Rosja to kraj mający korzenie w księstwie Moskiewskim, które przez setki lat było pod panowaniem Mongołów. Czas ten wpłynął na stosunki panujące w tym państwie w latach późniejszych. Poczynając od Iwana IV Groźnego państwo to było zawsze autorytarne, a ludność była tam całkowicie zniewolona i pozbawiona umiejętności samodzielnego myślenia.
Antonio Possewino, poseł papieski do pojednania Stefana Batorego z Iwanem IV Groźnym, w II poł. XVI wieku tak pisał o stosunkach w państwie moskiewskim, nazywając ówczesnych Rosjan Moskwicinami:
„Moskwicini mają o swoim władcy tak wysokie wyobrażenie, przekazywane z ojca na syna, że zapytani, odpowiadają: „To tylko sam Bóg i Książę wiedzą. Nasz Pan wie wszystko. On jednym słowem potrafi usunąć wszystkie trudności i przeszkody (...) Wielcy książęta moskiewscy tytułowali siebie w mowach, listach i na monetach panami Wszechrusi, chociaż znaczna część Rusi nie należała do nich. Następnie zaś obecnie panujący, Iwan, syn Wasyla, oprócz tytułów, którymi chciał być nazywany – car Kazania i Astrachania, czyli król – pisząc do Turków nakazał nazywać się również Cesarzem Niemców. Zaiste, po wchłonięciu Inflant pożądliwie spoglądał na Prusy, twierdząc, że jest potomkiem brata Cezara Augusta, zwanego Prusem i chciał by wiedziano, że przyjaźni się z Karolem V i bratem jego Ferdynandem oraz z Maksymilianem synem tego ostatniego, można sobie wyobrazić, jakie plany będzie miał wobec Niemiec i całego Zachodu”.

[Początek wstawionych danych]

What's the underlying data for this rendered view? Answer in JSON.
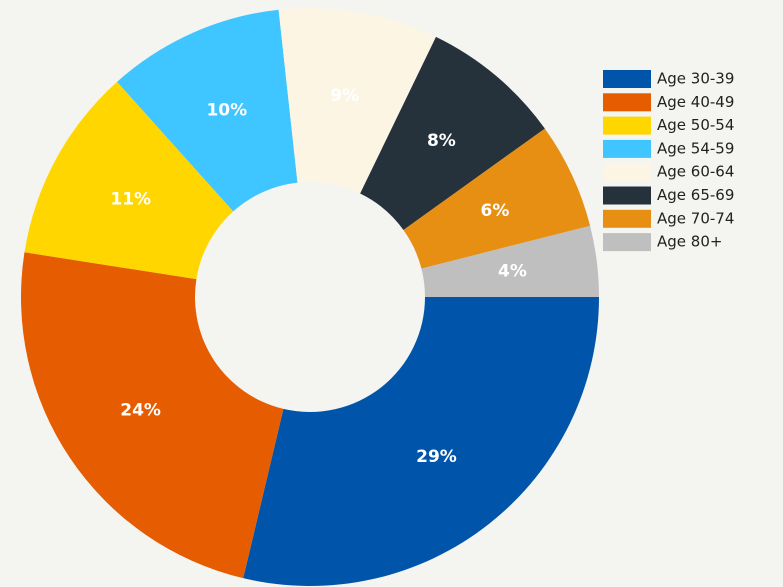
{
  "chart_data": {
    "type": "donut",
    "categories": [
      "Age 30-39",
      "Age 40-49",
      "Age 50-54",
      "Age 54-59",
      "Age 60-64",
      "Age 65-69",
      "Age 70-74",
      "Age 80+"
    ],
    "values": [
      29,
      24,
      11,
      10,
      9,
      8,
      6,
      4
    ],
    "value_labels": [
      "29%",
      "24%",
      "11%",
      "10%",
      "9%",
      "8%",
      "6%",
      "4%"
    ],
    "colors": [
      "#0055aa",
      "#e65c00",
      "#ffd600",
      "#3fc5ff",
      "#fcf5e3",
      "#25323c",
      "#e78f12",
      "#bfbfbf"
    ],
    "legend": "right"
  }
}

Rosjanie w 1945 roku pozyskali Prusy z Królewcem, a o przyjaźni Putina z kolejnymi kanclerzami Niemiec wszyscy wiedzą.
Co do układów i poszanowania umów przez Moskwicinów tak pisał Possewino: „Kiedy skarżyli się na nie dotrzymywanie przez księcia obietnicy, usłyszeli odpowiedź od pewnego mądrego człowieka, że książę co innego obiecuje cudzoziemcom, a co innego każe robić poddanym, zwłaszcza że on co innego mówi, a co innego myśli.” Putin jest „godnym” następcą Iwana.
Nie wszyscy Moskwicini byli ślepo ulegli księciu, część z nich myślała inaczej, ale wrodzony strach ich obezwładniał. Antonio Possewino pisał o nich tak: „Byli też wśród Moskwicinów ludzie, którzy boleli nad ta niewolą i mówili, że dopóki władca nie zmieni sposobu życia, nie ma nadziei na łagodność i sprawiedliwość”.
I ten naród kainowy, pod przywództwem nowego tyrana Putina podniósł rękę na swojego brata, o którym Johann Georg Hager, autor Geografii, w 1755 roku pisał tak:
„Do XVIII wieku większość mieszkańców Ukrainy stanowili Kozacy będący zlepkiem „wszystkich przywar Polaków, Rusinów, Węgrów, Turków i Tatarów” (…). Ten zlepieniec narodowy składa się z twardych, silnych, miłujących wolność ludzi, dobrych żołnierzy. Niestety do XVIII wieku nie udało się im utworzyć własnego państwa i nieustannie znajdują się pod „troskliwą opieką” sąsiednich potentatów”.
Kiedy wreszcie w XXI wieku Ukraina uzyskała pełną niepodległość już jej nie odda. Próby Kaina (Rosji) zamordowania Abla (Ukrainy)nie powiodą się. Kain zapomniał, że żyje jeszcze trzeci brat Set, który pomoże Ablowi.